Etwa 70 Kilometer sind wir so unterwegs und bleiben für heute schließlich in der Surfer-Oase Imsouane hängen. Es gibt würzige Gemüse-Tajine und Minzetee in der warmen Sonne mit Blick auf den Ozean und auf die sportlichen Wellenreiter – überzeugende Gründe hier zu bleiben. In unserem Reiseführer ist der Ort als „öde und zersiedelt“ beschrieben, ein Abstecher sei nicht lohnenswert. Wir empfinden es anders. Der zentrale Platz mit den Strand-Cafés und Surfer-Shops gefällt uns (den übergroßen Sendemast blenden wir einfach aus). Auf der Suche nach einer guten Stelle für die Nacht gibt uns ein netter Typ im Vorbeigehen den ultimativen Tipp. Ein paar Meter außerhalb vom Ort, links abgehend von der Hauptstraße führe ein Weg vor zu den Klippen. Dort stünden schon andere Trucks und Fahrzeuge mit geeigneten Reifen, dort wäre es „pretty cool“.
Er hat absolut recht, hier ist es wirklich cool. Vereinzelt stehen ein paar Fahrzeuge herum inmitten der Landschaft auf Sand, Stein und grünem Kleingewächs. Gerade haben wir unseren Truck auf einer passenden Felsfläche abgestellt, da bekommen wir auch schon Besuch von einer Frau. Bunt gekleidet ist sie und strahlt uns an. Bestimmt fragt sie gleich, ob wir Schuhe oder Kleidung hätten, denken wir leise für einen kurzen Moment. Aber wir täuschen uns mal wieder gewaltig.

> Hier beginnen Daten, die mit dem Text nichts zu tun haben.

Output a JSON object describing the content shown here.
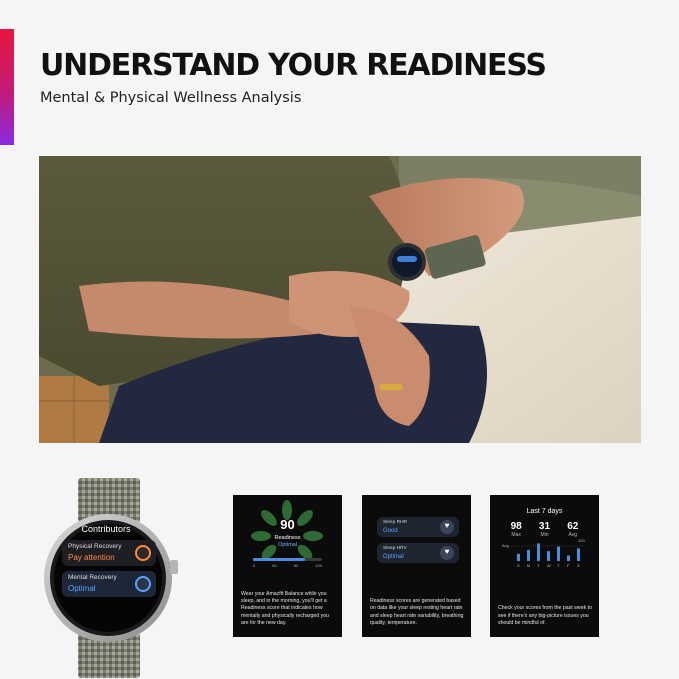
{
  "header": {
    "title": "UNDERSTAND YOUR READINESS",
    "subtitle": "Mental & Physical Wellness Analysis"
  },
  "colors": {
    "accent_top": "#e8163c",
    "accent_bottom": "#8a2be2",
    "screen_bg": "#0b0b0b",
    "highlight_blue": "#5aa2ff",
    "warning_orange": "#ff8a3d"
  },
  "watch_face": {
    "title": "Contributors",
    "items": [
      {
        "label": "Physical Recovery",
        "value": "Pay attention",
        "icon": "running-person-icon"
      },
      {
        "label": "Mental Recovery",
        "value": "Optimal",
        "icon": "brain-pin-icon"
      }
    ]
  },
  "screen1": {
    "score": "90",
    "label": "Readiness",
    "status": "Optimal",
    "scale_ticks": [
      "0",
      "60",
      "80",
      "100"
    ],
    "scale_fill_fraction": 0.75,
    "description": "Wear your Amazfit Balance while you sleep, and in the morning, you'll get a Readiness score that indicates how mentally and physically recharged you are for the new day."
  },
  "screen2": {
    "items": [
      {
        "label": "Sleep RHR",
        "value": "Good",
        "icon": "heart-icon"
      },
      {
        "label": "Sleep HRV",
        "value": "Optimal",
        "icon": "heart-pulse-icon"
      }
    ],
    "description": "Readiness scores are generated based on data like your sleep resting heart rate and sleep heart rate variability, breathing quality, temperature."
  },
  "screen3": {
    "title": "Last 7 days",
    "stats": [
      {
        "value": "98",
        "label": "Max"
      },
      {
        "value": "31",
        "label": "Min"
      },
      {
        "value": "62",
        "label": "Avg"
      }
    ],
    "axis_labels": [
      "Avg",
      "100"
    ],
    "days": [
      "S",
      "M",
      "T",
      "W",
      "T",
      "F",
      "S"
    ],
    "description": "Check your scores from the past week to see if there's any big-picture issues you should be mindful of."
  },
  "chart_data": {
    "type": "bar",
    "title": "Last 7 days",
    "categories": [
      "S",
      "M",
      "T",
      "W",
      "T",
      "F",
      "S"
    ],
    "values": [
      40,
      62,
      98,
      55,
      80,
      31,
      70
    ],
    "ylim": [
      0,
      100
    ],
    "xlabel": "",
    "ylabel": ""
  }
}
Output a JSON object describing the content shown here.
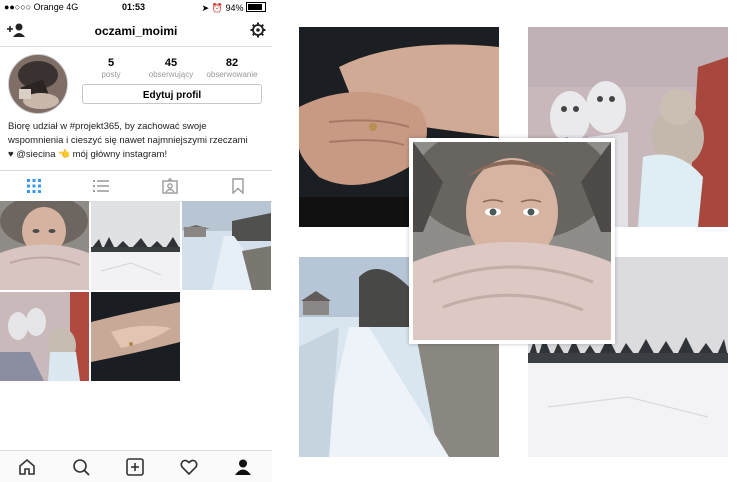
{
  "status_bar": {
    "carrier": "●●○○○ Orange",
    "network": "4G",
    "time": "01:53",
    "battery": "94%"
  },
  "profile": {
    "username": "oczami_moimi",
    "posts": {
      "count": "5",
      "label": "posty"
    },
    "followers": {
      "count": "45",
      "label": "obserwujący"
    },
    "following": {
      "count": "82",
      "label": "obserwowanie"
    },
    "edit_button": "Edytuj profil",
    "bio_line1": "Biorę udział w #projekt365, by zachować swoje",
    "bio_line2": "wspomnienia i cieszyć się nawet najmniejszymi rzeczami",
    "bio_line3": "♥ @siecina 👈 mój główny instagram!"
  },
  "tabs": [
    "grid-icon",
    "list-icon",
    "tagged-icon",
    "bookmark-icon"
  ],
  "bottom_nav": [
    "home-icon",
    "search-icon",
    "add-icon",
    "heart-icon",
    "profile-icon"
  ]
}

Ein wunderschöner Platz für die Nacht
HERZLICHE MALEGA
In Wirklichkeit begrüßt uns die Unbekannte freudig und reicht uns die Hand. Mir klopft sie herzlich auf die Schultern und freut sich offenbar sehr uns zu sehen, als würden wir uns schon Jahre kennen. Ein paar Meter begleitet sie uns auf unserem Spaziergang und kurz darauf verabschiedet sie sich fröhlich winkend und läuft Richtung Dorf.
Erst später erkennen wir, dass sie hier an den Klippen mit ihren Kindern wohnt. Vermutlich haben wir uns einfach ungefragt in ihrem Vorgarten breit gemacht und sie betrachtet uns freundlich als unangemeldete Überraschungsgäste.
Am nächsten Morgen lernen wir Malega und ihre drei Töchter Fatima, Hannen und Asma etwas näher kennen. Die Mädchen, schätzungsweise 18, 15 und 11 Jahre alt, freuen sich genauso über unseren Besuch wie ihre Mama Malega. Das finden wir richtig schön und es fühlt sich so gut an.
Als ich einmal mit Mama Malega und ihrer ältesten Tochter Fatima fließend mit Händen und Füßen auf Arabisch und Französisch parliere traue ich mich zu fragen, ob ich die beiden fotografieren darf. Sie sind begeistert und machen sich gleich zurecht für das Bild.
Fotografieren ist ein wichtiges Ereignis. Deshalb verschwindet für das Foto von einer auf die andere Sekunde das fröhliche Lachen aus den Gesichtern der beiden und sie blicken dem Anlass angemessen mit ernster Mine zu mir. Als ich ihnen danach einen Ausdruck ihres Fotos schenke, strahlen sie wie eh und je. Sie sind überglücklich.
Da kommen auch schon die beiden Jüngeren, Hannen und Asma, von ihrem Besuch im Dorf zurück. Von weitem ruft ihnen Malega zu, dass sie sich beeilen sollten, es würden Fotos gemacht. Malega hatte mich vorher gefragt, ob ich das für sie tun würde. Zusammen haben wir viel Spaß bei der Fotosession. Jedes Mädchen einzeln, dann alle drei Töchter zusammen, dann Töchter mit Mama und dann nochmal die kleine Asma zusammen mit der Europäerin Petra. Asma streichelt mir freundschaftlich über den Rücken und drückt sich vertrauensvoll an mich. Süß, oder?
Dass sie anschließend die Fotos als Ausdrucke bekommen, ist das Highlight schlechthin. Ich freue mich mit ihnen und bin mindestens so aufgeregt wie sie.
Später erfahren wir etwas Neues. Die Familie verbringt ihre Zeit nur bei schönem Wetter an den Klippen, weil der Vater hier angelt. Ihr Haus haben sie drei Kilometer entfernt von hier. Als es regnerisch wird, verabschieden sie sich nämlich von uns, packen ihren Esel und laufen nach Hause. Zum Abschied winken wir uns noch lange zu. Was für eine wunderschöne Begegnung.
Wieder wird uns bewusst: Es sind die Menschen, die das Reisen so wertvoll machen.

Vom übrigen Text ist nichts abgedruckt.